Hubert Reeves avait débuté sa carrière dans le langage silencieux des étoiles, avant de devenir le passeur éloquent de leurs mystères. Il s’est éteint le 13 octobre, à l’âge de 91 ans.
 
Né à Montréal en 1932, enfant, il reçut de son père un exemplaire de l’Encyclopédie de la jeunesse. L’ouvrage nourrit l’insatiable curiosité d’Hubert Reeves, et lui donna le goût des sciences. D’abord séduit par la beauté des mathématiques, il se tourna vers l’étude de la physique à Montréal, puis intégra l’université de Cornell aux Etats-Unis, où il décrocha son doctorat en 1960. À l'apogée de l'ère de la conquête spatiale, il prit la décision de combiner la théorie et la pratique, en devenant conseiller de la NASA.
 
Mais alors que les regards étaient tournés vers le ciel et les promesses de conquête des astres, Hubert Reeves, lui, rêvait d'Europe. En 1964, il s'octroya une année sabbatique pour enseigner la physique nucléaire à l'Université libre de Bruxelles. Pourtant, c'est la France qui capta définitivement son cœur et son esprit. L’année suivante, il s'installa à Paris où il embrassa une carrière prolifique : conseiller scientifique au Commissariat à l'énergie atomique et directeur de recherche au CNRS, où il entreprit des recherches dans le passé de l’Univers. Aux côtés de l’astrophysicien Jean Audouze, ils élucidèrent les mystères des origines de trois éléments légers, le lithium, le béryllium et le bore, créés lorsque des rayons cosmiques brisent des noyaux de carbone, d’oxygène ou d’azote présents dans l’espace.
 
La publication, en 1981, de son premier livre Patience dans l’azur, au titre inspiré d’un poème de Paul Valéry, démontra qu’Hubert Reeves était non seulement capable de contribuer, par ses recherches, à la science fondamentale, mais d’en démystifier les subtilités pour le grand public.
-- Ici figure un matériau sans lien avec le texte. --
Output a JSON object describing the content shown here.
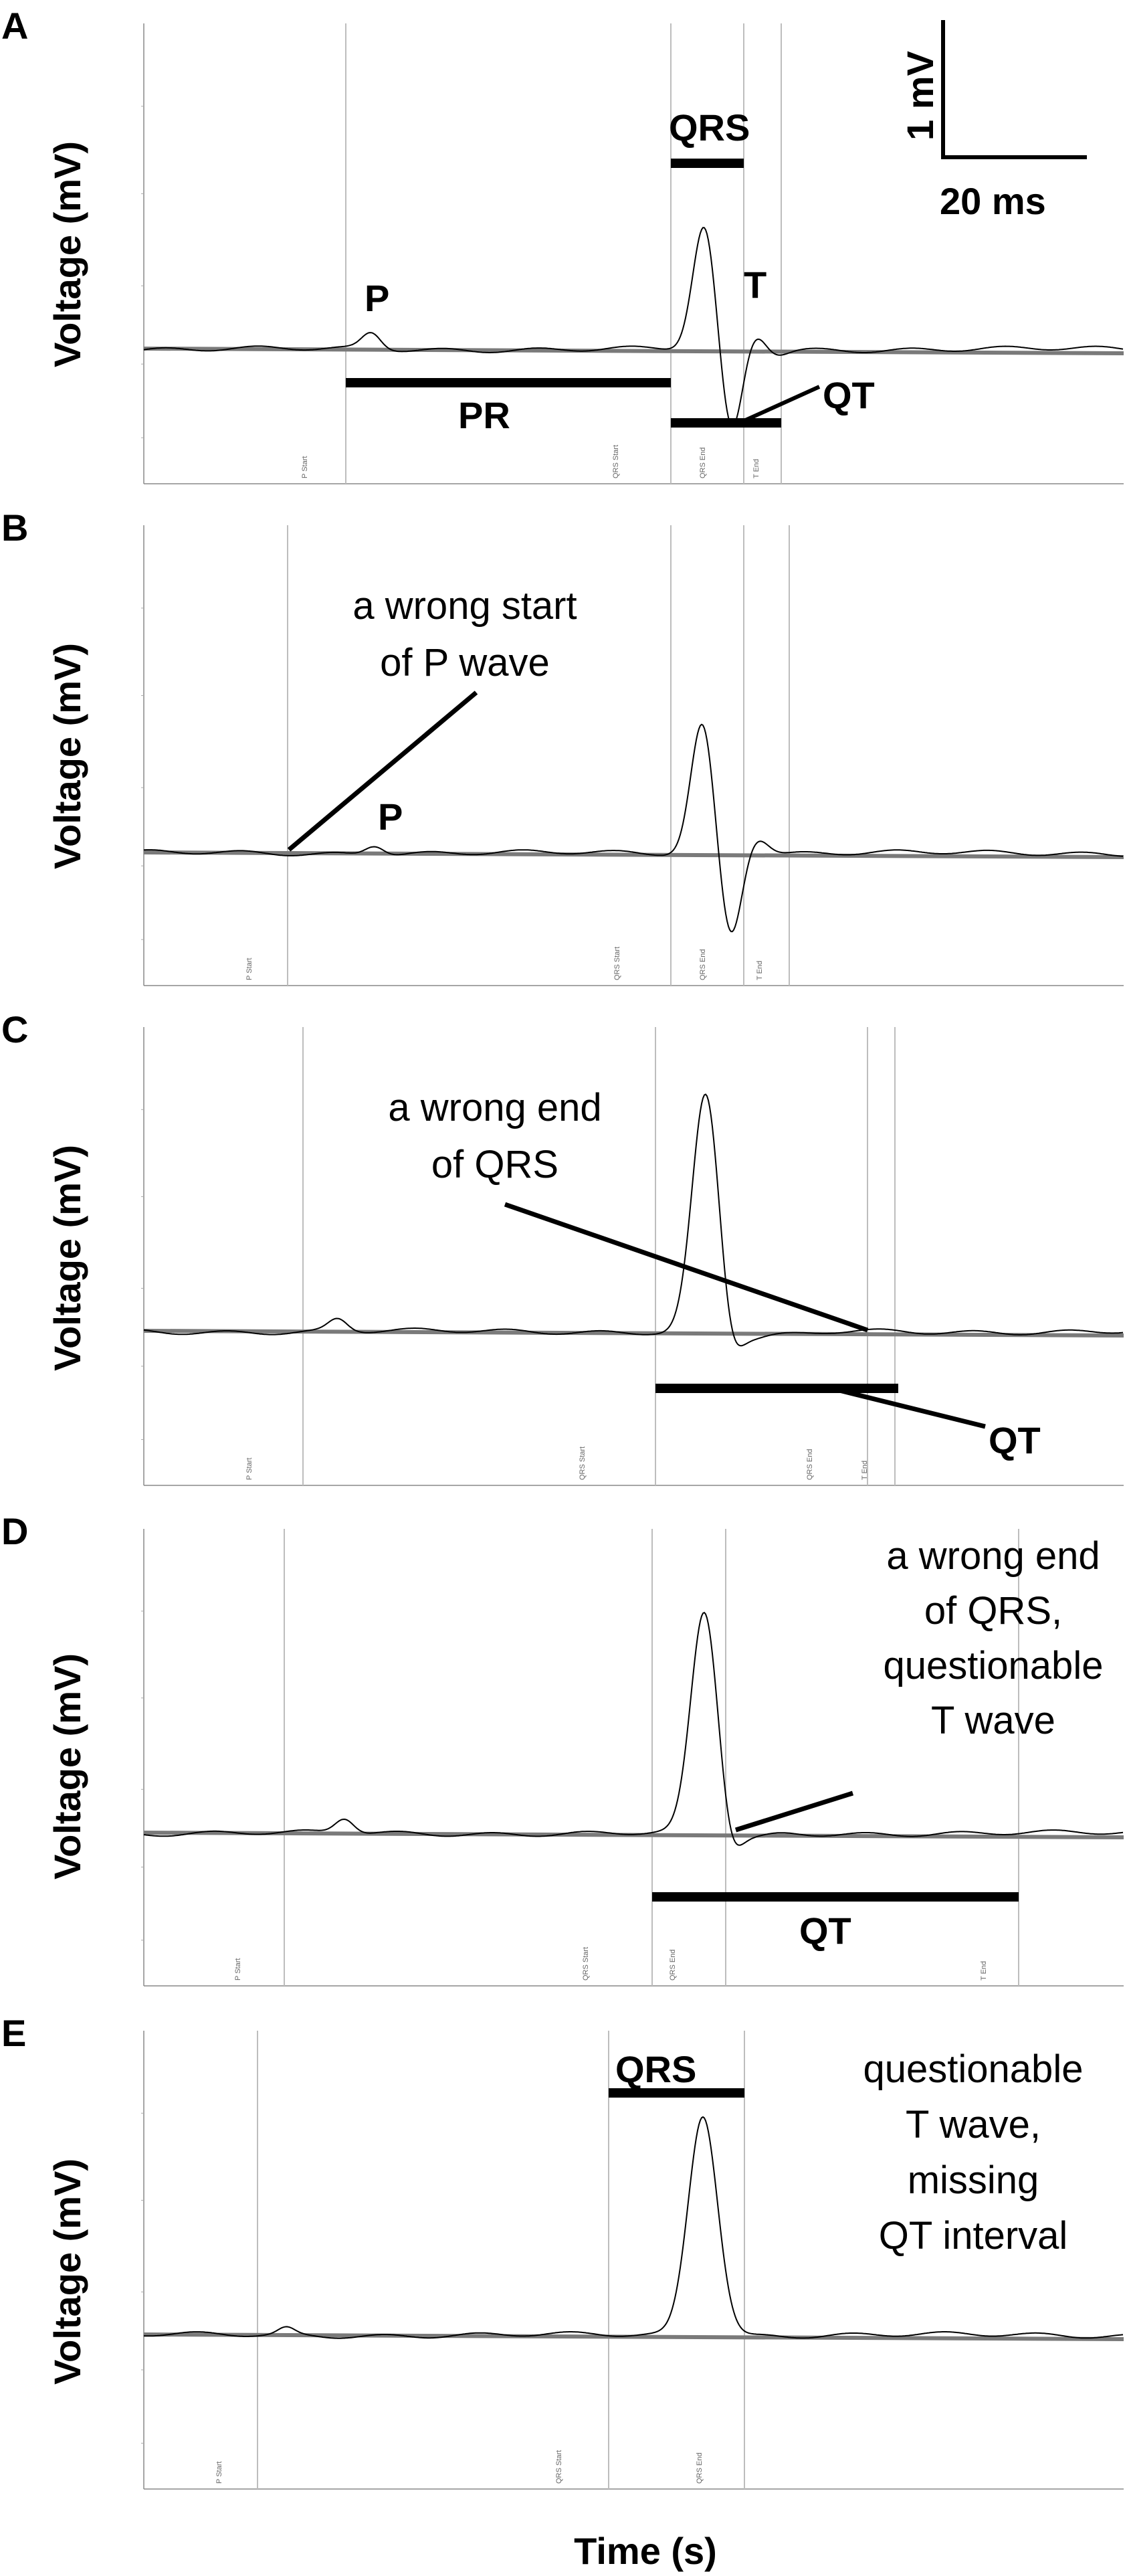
{
  "chart_data": [
    {
      "type": "line",
      "panel": "A",
      "ylabel": "Voltage (mV)",
      "markers": [
        "P Start",
        "QRS Start",
        "QRS End",
        "T End"
      ],
      "waves": [
        "P",
        "QRS",
        "T"
      ],
      "intervals": [
        "QRS",
        "PR",
        "QT"
      ],
      "scalebar": {
        "voltage": "1 mV",
        "time": "20 ms"
      }
    },
    {
      "type": "line",
      "panel": "B",
      "ylabel": "Voltage (mV)",
      "markers": [
        "P Start",
        "QRS Start",
        "QRS End",
        "T End"
      ],
      "annotation": [
        "a wrong start",
        "of P wave"
      ],
      "wave_label": "P"
    },
    {
      "type": "line",
      "panel": "C",
      "ylabel": "Voltage (mV)",
      "markers": [
        "P Start",
        "QRS Start",
        "QRS End",
        "T End"
      ],
      "annotation": [
        "a wrong end",
        "of QRS"
      ],
      "interval_label": "QT"
    },
    {
      "type": "line",
      "panel": "D",
      "ylabel": "Voltage (mV)",
      "markers": [
        "P Start",
        "QRS Start",
        "QRS End",
        "T End"
      ],
      "annotation": [
        "a wrong end",
        "of QRS,",
        "questionable",
        "T wave"
      ],
      "interval_label": "QT"
    },
    {
      "type": "line",
      "panel": "E",
      "ylabel": "Voltage (mV)",
      "xlabel": "Time (s)",
      "markers": [
        "P Start",
        "QRS Start",
        "QRS End"
      ],
      "annotation": [
        "questionable",
        "T wave,",
        "missing",
        "QT interval"
      ],
      "interval_label": "QRS"
    }
  ],
  "colors": {
    "trace": "#000000",
    "baseline": "#7a7a7a",
    "marker_line": "#bdbdbd"
  }
}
Grâce à sa plume et à ses récits imagés, l'astronomie devenait une poésie accessible à tous, qui révélait les histoires cachées du cosmos. Son étoile, dès lors, ne cessa de briller. Conférences et ouvrages de vulgarisation se succédèrent, avant que l’émission « La Nuit des étoiles », diffusée sur Antenne 2, dans les années 1990, ne lui confère une notoriété nationale, ainsi qu’une place de choix dans le quotidien et le cœur des Français. Depuis 1999, un astéroïde porte son nom.
 
Après l’espace, les talents de pédagogue d’Hubert Reeves furent mis au service de la sauvegarde de la Terre. Scientifique émérite et vulgarisateur exceptionnel, Hubert Reeves fut également un infatigable défenseur de la nature. Dans la lignée des géants français de l’écologie, comme Théodore Monod, il incarnait un engagement pour l’environnement moderne, empreint de science et d’humanisme.  A la tête de l'association « Humanité et biodiversité », discret, déterminé et infatigable, il éclaira le chemin vers une compréhension plus profonde des enjeux environnementaux, bâtissant des passerelles entre le monde de la science, l'opinion publique et les sphères des décideurs publics, qu’il sensibilisa, en pionnier, à ces enjeux cruciaux.
 
Le Président de la République et son épouse saluent la mémoire d’un savant et d’un pédagogue qui savait transformer la science en récit, le récit en poésie, et la poésie en engagement. Leurs pensées vont à son épouse, à ses enfants, et à tous ceux qu’il guida sur les chemins de la connaissance de l’univers, et de la prise de conscience de la fragilité de notre monde.